Vice-presidente da Conferência Episcopal abriu encontro que reúne o clero de seis dioceses
Fátima, 27 jan 2026 (Ecclesia) – O vice-presidente da Conferência Episcopal Portuguesa (CEP) afirmou hoje, no início das Jornadas do Clero das Dioceses do Centro, que a formação contínua é essencial para evitar o risco de os sacerdotes ficarem “estagnados no tempo”.
“Sem estes momentos, sem percurso formativo, corremos o risco de ficarmos estagnados no tempo, e isso não vai ajudar”, alertou D. Virgílio Antunes, na sessão de abertura do encontro que decorre em Fátima até quinta-feira.

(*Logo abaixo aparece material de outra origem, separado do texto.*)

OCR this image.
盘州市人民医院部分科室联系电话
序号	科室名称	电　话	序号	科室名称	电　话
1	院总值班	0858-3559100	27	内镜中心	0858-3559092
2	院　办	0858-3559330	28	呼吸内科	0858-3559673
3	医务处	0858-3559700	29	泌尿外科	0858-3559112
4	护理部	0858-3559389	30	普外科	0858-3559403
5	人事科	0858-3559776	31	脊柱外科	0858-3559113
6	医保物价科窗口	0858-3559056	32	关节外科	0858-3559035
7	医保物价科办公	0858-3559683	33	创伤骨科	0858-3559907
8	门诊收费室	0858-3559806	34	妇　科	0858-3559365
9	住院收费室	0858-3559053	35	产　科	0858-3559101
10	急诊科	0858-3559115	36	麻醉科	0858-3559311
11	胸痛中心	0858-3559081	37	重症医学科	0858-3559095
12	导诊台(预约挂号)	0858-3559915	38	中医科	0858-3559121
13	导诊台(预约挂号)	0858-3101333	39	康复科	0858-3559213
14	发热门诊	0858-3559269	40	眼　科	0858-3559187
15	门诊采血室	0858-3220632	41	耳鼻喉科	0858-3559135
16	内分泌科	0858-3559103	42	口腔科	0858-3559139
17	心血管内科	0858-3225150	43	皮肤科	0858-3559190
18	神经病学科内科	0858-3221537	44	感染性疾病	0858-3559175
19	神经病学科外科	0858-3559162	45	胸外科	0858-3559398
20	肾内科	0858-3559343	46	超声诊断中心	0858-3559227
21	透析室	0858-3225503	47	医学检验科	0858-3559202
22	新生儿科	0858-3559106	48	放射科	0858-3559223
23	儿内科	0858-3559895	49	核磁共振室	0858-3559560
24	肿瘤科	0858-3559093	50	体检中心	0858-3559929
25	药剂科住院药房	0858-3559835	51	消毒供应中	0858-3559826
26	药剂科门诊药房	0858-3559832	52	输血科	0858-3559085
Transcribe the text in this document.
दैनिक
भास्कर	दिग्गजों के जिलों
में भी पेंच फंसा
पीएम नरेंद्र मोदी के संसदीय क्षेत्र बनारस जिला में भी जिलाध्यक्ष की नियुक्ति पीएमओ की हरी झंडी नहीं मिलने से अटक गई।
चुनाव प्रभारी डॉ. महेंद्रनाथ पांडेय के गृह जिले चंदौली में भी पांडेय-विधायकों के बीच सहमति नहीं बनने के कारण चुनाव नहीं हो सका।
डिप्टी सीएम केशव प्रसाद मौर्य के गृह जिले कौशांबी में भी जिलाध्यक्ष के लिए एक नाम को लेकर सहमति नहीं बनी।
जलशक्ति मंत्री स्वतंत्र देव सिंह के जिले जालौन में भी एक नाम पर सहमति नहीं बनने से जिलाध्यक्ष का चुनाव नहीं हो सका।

Perante sacerdotes das dioceses de Aveiro, Coimbra, Guarda, Leiria-Fátima, Portalegre-Castelo Branco e Viseu, o bispo de Coimbra deixou uma palavra de “ânimo e entusiasmo”, convidando os participantes a aceitarem “de coração aberto a feliz vocação” a que foram chamados.
Subordinadas ao tema “Conversão das relações: da comunhão à missão”, as jornadas inspiram-se no Documento Final do Sínodo sobre a Sinodalidade (2021-2024), aprovado pelo Papa Francisco.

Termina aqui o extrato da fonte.